Unattended Campfire Ignites California Wildfire Near Big Sur
A wildfire that scorched some 43,000 acres, and destroyed dozens of homes near California’s famed Big Sur coast was sparked by an illegal, unattended camp fire in a State Park, authorities said Tuesday.
The Soberanes Fire, which erupted on 22 July, began as a small blaze, 2 ft in diameter, ignited by unknown individuals in a section of Garrapata State Park that was closed to camping and campfires, according to US Forest Service spokesman Don Jaques.
No arrests have been made yet.
The more than 5,450 firefighting personnel battling the blaze have been able to draw containment lines, a measure of how much of its perimeter has been cleared by fire crews of unburned vegetation, that is just 18% of the wildfire so far.
One person, a bulldozer operator hired by property owners to help battle the flames, died last week when his vehicle rolled over. It was the 2nd California wildfire related death in a week.

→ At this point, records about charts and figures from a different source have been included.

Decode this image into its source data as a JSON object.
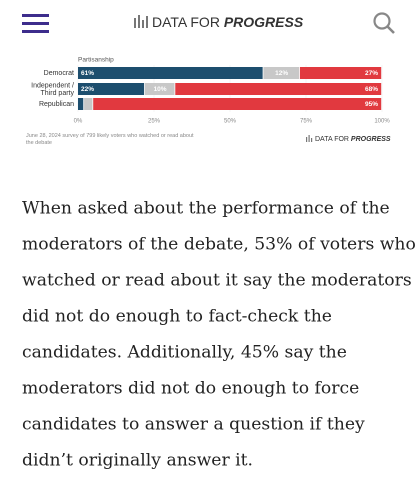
{
  "header": {
    "logo_light": "DATA FOR",
    "logo_bold": "PROGRESS"
  },
  "chart_data": {
    "type": "stacked-bar-horizontal",
    "subtitle": "Partisanship",
    "categories": [
      "Democrat",
      "Independent / Third party",
      "Republican"
    ],
    "series": [
      {
        "color": "#1d4e6e",
        "values": [
          61,
          22,
          2
        ],
        "value_labels": [
          "61%",
          "22%",
          null
        ]
      },
      {
        "color": "#c8c8c8",
        "values": [
          12,
          10,
          3
        ],
        "value_labels": [
          "12%",
          "10%",
          null
        ]
      },
      {
        "color": "#e1393f",
        "values": [
          27,
          68,
          95
        ],
        "value_labels": [
          "27%",
          "68%",
          "95%"
        ]
      }
    ],
    "xlim": [
      0,
      100
    ],
    "xticks": [
      {
        "value": 0,
        "label": "0%"
      },
      {
        "value": 25,
        "label": "25%"
      },
      {
        "value": 50,
        "label": "50%"
      },
      {
        "value": 75,
        "label": "75%"
      },
      {
        "value": 100,
        "label": "100%"
      }
    ],
    "note": "June 28, 2024 survey of 799 likely voters who watched or read about the debate",
    "logo_light": "DATA FOR",
    "logo_bold": "PROGRESS"
  },
  "article": {
    "lines": [
      "When asked about the performance of the",
      "moderators of the debate, 53% of voters who",
      "watched or read about it say the moderators",
      "did not do enough to fact-check the",
      "candidates. Additionally, 45% say the",
      "moderators did not do enough to force",
      "candidates to answer a question if they",
      "didn’t originally answer it."
    ]
  }
}
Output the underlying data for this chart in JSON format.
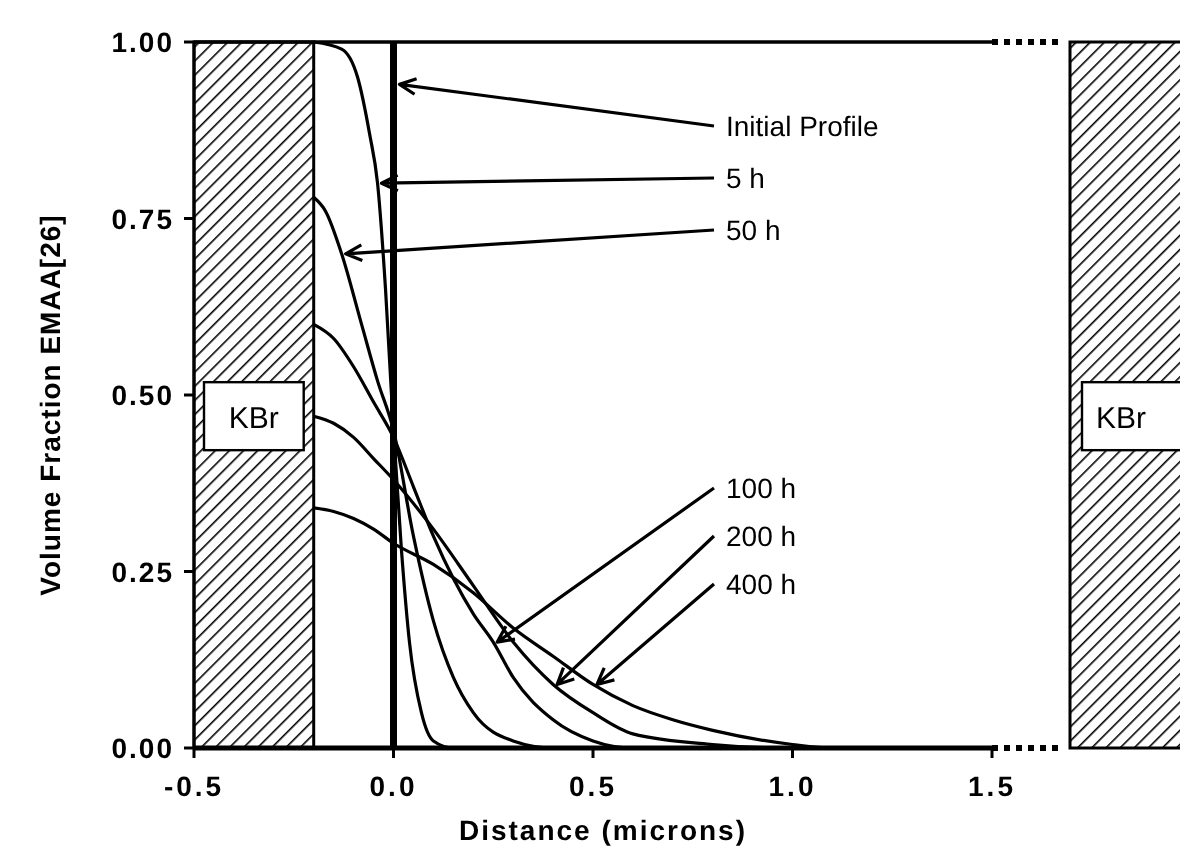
{
  "chart_data": {
    "type": "line",
    "xlabel": "Distance (microns)",
    "ylabel": "Volume Fraction EMAA[26]",
    "xlim": [
      -0.5,
      1.5
    ],
    "ylim": [
      0,
      1
    ],
    "xticks": [
      {
        "value": -0.5,
        "label": "-0.5"
      },
      {
        "value": 0,
        "label": "0.0"
      },
      {
        "value": 0.5,
        "label": "0.5"
      },
      {
        "value": 1,
        "label": "1.0"
      },
      {
        "value": 1.5,
        "label": "1.5"
      }
    ],
    "yticks": [
      {
        "value": 0,
        "label": "0.00"
      },
      {
        "value": 0.25,
        "label": "0.25"
      },
      {
        "value": 0.5,
        "label": "0.50"
      },
      {
        "value": 0.75,
        "label": "0.75"
      },
      {
        "value": 1,
        "label": "1.00"
      }
    ],
    "grid": false,
    "marker": "none",
    "line_style": "solid",
    "series": [
      {
        "color": "#000000",
        "x": [
          -0.2,
          -0.13,
          -0.09,
          -0.06,
          -0.04,
          -0.02,
          0,
          0.02,
          0.04,
          0.07,
          0.1,
          0.15,
          1.5
        ],
        "values": [
          1,
          0.99,
          0.95,
          0.87,
          0.8,
          0.65,
          0.45,
          0.28,
          0.15,
          0.05,
          0.01,
          0,
          0
        ]
      },
      {
        "color": "#000000",
        "x": [
          -0.2,
          -0.17,
          -0.13,
          -0.08,
          -0.04,
          0,
          0.05,
          0.1,
          0.15,
          0.2,
          0.3,
          0.4,
          1.5
        ],
        "values": [
          0.78,
          0.76,
          0.7,
          0.6,
          0.52,
          0.45,
          0.3,
          0.18,
          0.1,
          0.05,
          0.01,
          0,
          0
        ]
      },
      {
        "color": "#000000",
        "x": [
          -0.2,
          -0.15,
          -0.1,
          -0.05,
          0,
          0.05,
          0.1,
          0.15,
          0.2,
          0.25,
          0.3,
          0.4,
          0.5,
          0.6,
          1.5
        ],
        "values": [
          0.6,
          0.58,
          0.54,
          0.49,
          0.44,
          0.37,
          0.3,
          0.24,
          0.19,
          0.15,
          0.1,
          0.04,
          0.01,
          0,
          0
        ]
      },
      {
        "color": "#000000",
        "x": [
          -0.2,
          -0.15,
          -0.1,
          -0.05,
          0,
          0.1,
          0.2,
          0.3,
          0.4,
          0.5,
          0.6,
          0.8,
          1.0,
          1.5
        ],
        "values": [
          0.47,
          0.46,
          0.44,
          0.41,
          0.38,
          0.31,
          0.23,
          0.15,
          0.09,
          0.05,
          0.02,
          0.005,
          0,
          0
        ]
      },
      {
        "color": "#000000",
        "x": [
          -0.2,
          -0.15,
          -0.1,
          -0.05,
          0,
          0.1,
          0.2,
          0.3,
          0.4,
          0.5,
          0.6,
          0.7,
          0.8,
          1.0,
          1.1,
          1.5
        ],
        "values": [
          0.34,
          0.335,
          0.325,
          0.31,
          0.29,
          0.26,
          0.22,
          0.17,
          0.13,
          0.09,
          0.06,
          0.04,
          0.025,
          0.005,
          0,
          0
        ]
      }
    ],
    "bands": [
      {
        "axis": "x",
        "from": -0.5,
        "to": -0.2,
        "label": "KBr"
      }
    ],
    "ref_lines": [
      {
        "axis": "x",
        "value": 0,
        "label": "Initial Profile"
      }
    ],
    "annotations": [
      {
        "text": "5 h",
        "x": -0.04,
        "y": 0.8
      },
      {
        "text": "50 h",
        "x": -0.13,
        "y": 0.7
      },
      {
        "text": "100 h",
        "x": 0.25,
        "y": 0.15
      },
      {
        "text": "200 h",
        "x": 0.4,
        "y": 0.09
      },
      {
        "text": "400 h",
        "x": 0.5,
        "y": 0.09
      },
      "KBr"
    ]
  }
}
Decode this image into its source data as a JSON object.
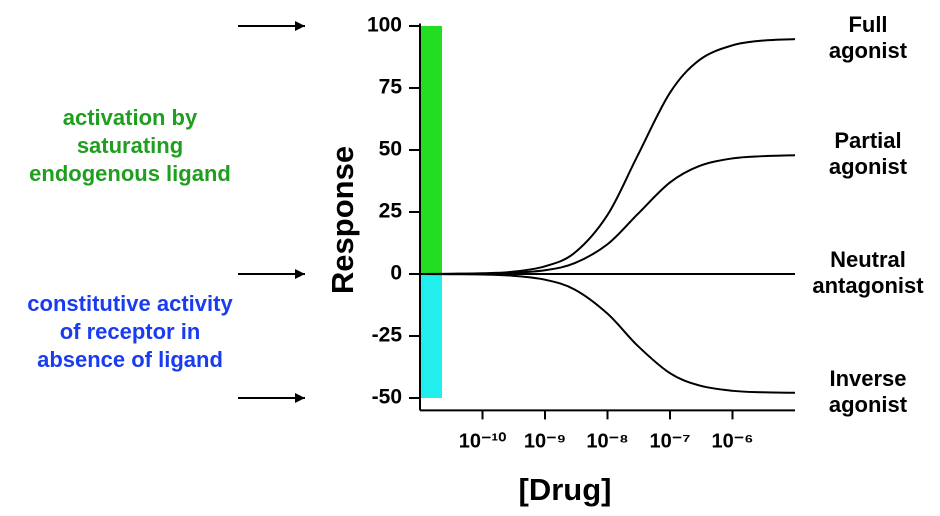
{
  "chart_data": {
    "type": "line",
    "x_label": "[Drug]",
    "y_label": "Response",
    "xscale": "log",
    "xlim": [
      1e-11,
      1e-05
    ],
    "xticks": [
      {
        "value": 1e-10,
        "label": "10⁻¹⁰"
      },
      {
        "value": 1e-09,
        "label": "10⁻⁹"
      },
      {
        "value": 1e-08,
        "label": "10⁻⁸"
      },
      {
        "value": 1e-07,
        "label": "10⁻⁷"
      },
      {
        "value": 1e-06,
        "label": "10⁻⁶"
      }
    ],
    "ylim": [
      -55,
      101
    ],
    "yticks": [
      -50,
      -25,
      0,
      25,
      50,
      75,
      100
    ],
    "x": [
      1e-11,
      3e-11,
      1e-10,
      3e-10,
      1e-09,
      3e-09,
      1e-08,
      3e-08,
      1e-07,
      3e-07,
      1e-06,
      3e-06,
      1e-05
    ],
    "series": [
      {
        "name": "Full agonist",
        "color": "#000000",
        "values": [
          0,
          0.1,
          0.3,
          0.9,
          3.1,
          8.6,
          23.8,
          47.5,
          73.1,
          86.4,
          92.2,
          94.1,
          94.7
        ]
      },
      {
        "name": "Partial agonist",
        "color": "#000000",
        "values": [
          0,
          0,
          0.2,
          0.5,
          1.5,
          4.4,
          12,
          24,
          36.9,
          43.6,
          46.6,
          47.5,
          47.9
        ]
      },
      {
        "name": "Neutral antagonist",
        "color": "#000000",
        "values": [
          0,
          0,
          0,
          0,
          0,
          0,
          0,
          0,
          0,
          0,
          0,
          0,
          0
        ]
      },
      {
        "name": "Inverse agonist",
        "color": "#000000",
        "values": [
          0,
          -0.1,
          -0.2,
          -0.7,
          -2.3,
          -6.3,
          -16,
          -28.8,
          -40,
          -45,
          -47.1,
          -47.7,
          -47.9
        ]
      }
    ],
    "bands": [
      {
        "color": "#22dd22",
        "from": 0,
        "to": 100
      },
      {
        "color": "#22eeee",
        "from": 0,
        "to": -50
      }
    ],
    "arrow_levels": [
      100,
      0,
      -50
    ],
    "annotations": [
      {
        "lines": [
          "activation by",
          "saturating",
          "endogenous ligand"
        ],
        "color": "#1f9e1f"
      },
      {
        "lines": [
          "constitutive activity",
          "of receptor in",
          "absence of ligand"
        ],
        "color": "#1a3cf0"
      }
    ]
  }
}
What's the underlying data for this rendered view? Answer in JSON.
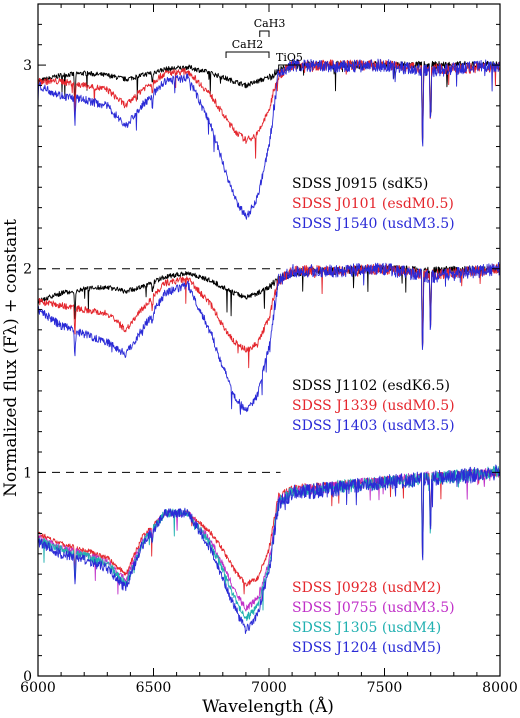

In addition, 57 homes and 11 other structures have been destroyed while some 2,000 remained under threat Tuesday, state fire officials said. About 350 residents have been ordered to evacuate the area, some evacuation orders have since been lifted.
The threat, coming in the middle of the region’s Summer travel season, has prompted the closure of several popular California campgrounds and recreation areas along the northern end of the Big Sur coastline, including Point Lobos State Natural Reserve and Pfeiffer Big Sur State Park.
Another fire broke out Saturday in grass and brush about 30 miles northeast of Fresno, in Central California. It has since scorched about 2,020 acres and is threatening 400 structures, prompting evacuations in the area, according to the California Department of Forestry and Fire Protection.
Five structures, including 3 homes, have been destroyed, fire officials said. Tuesday morning, the Goose Fire was listed as 30% contained.
Remember, when traveling in fire danger zones this Summer, take extreme care, lives and property depend on it.